Site icon İnternet Haberler Köşe Yazıları Yorumlar Siyaset Ekonomi Spor

İslam’daki insan haklarından, İsveç’teki AKP’li trole

İslam’daki insan haklarından, İsveç’teki AKP’li trole


HABER ANALİZ | YÜKSEL DURGUT 

Yaşadığım şehirdeki bir arkadaşım İsveç’te yaşayan AKP’li kadın trolden “Hitler gibi bunları fırınlara doldurup yakacaksın” haberi üzerine ortak tanıdığımız Alman bir dostumuzun tepkisini benimle paylaştı. Dünya üzerinde bir ırkın çektiği acıları en yakından şahit olan birisinin vereceği tepkiyi hepiniz elbette tahmin edebilirisiniz.

Haberi ilk gördüğümde dinleyip dinlememekte tereddüt ettim. Eğer bu değerlendirmeyi yazmayacak olsaydım, zihnimin kirlenmesine de müsaade etmeyecektim.

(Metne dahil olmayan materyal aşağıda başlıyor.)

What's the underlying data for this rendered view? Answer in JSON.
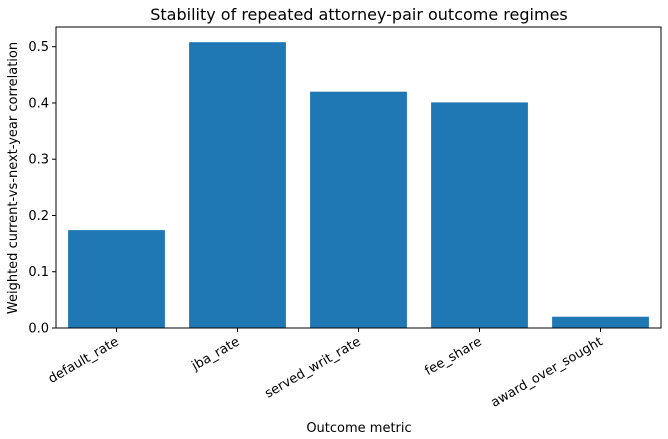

“Cehalet ve kapalı zihinler” başlıklı yazımda ‘trol kafalıların’ ilerlemeye nasıl engel olabileceklerini yazmıştım. Bugün ise İslam’ın bu insanların düşüncelerinden çok daha kapsayıcı ve kucaklayıcı büyük bir din olduğunu kaleme alacağım.

Ey İsveç’te yaşayan AKP’li trol. Allah’ın kitabı Kur’an-ı Kerim’de güzel söz söylemeyi, dürüstlüğü, öfkeyi dizginlemeyi, açgözlülükten kaçınmayı, bağışlamayı, ölçülü olmayı, sahtekarlığı, rüşveti, alçakgönüllü davranmayı teşvik ettiği için kardeşlik ruhu içinde hareket etmenin ne demek olduğunu anlatan çok sayıda ayet var. Ayrıca ayetlerin içerisinde barışı, uzlaşmayı, hayırseverliği, hoşgörüyü, cömertliği ve saygıyı teşvik etmekte var.

Peygamberimiz (sav) Veda Hutbesinde şöyle buyurmuştur: “Arap’ın Arap olmayana, Arap olmayanın Arap’a, zencinin beyaza, beyazın zenciye üstünlüğü yoktur…”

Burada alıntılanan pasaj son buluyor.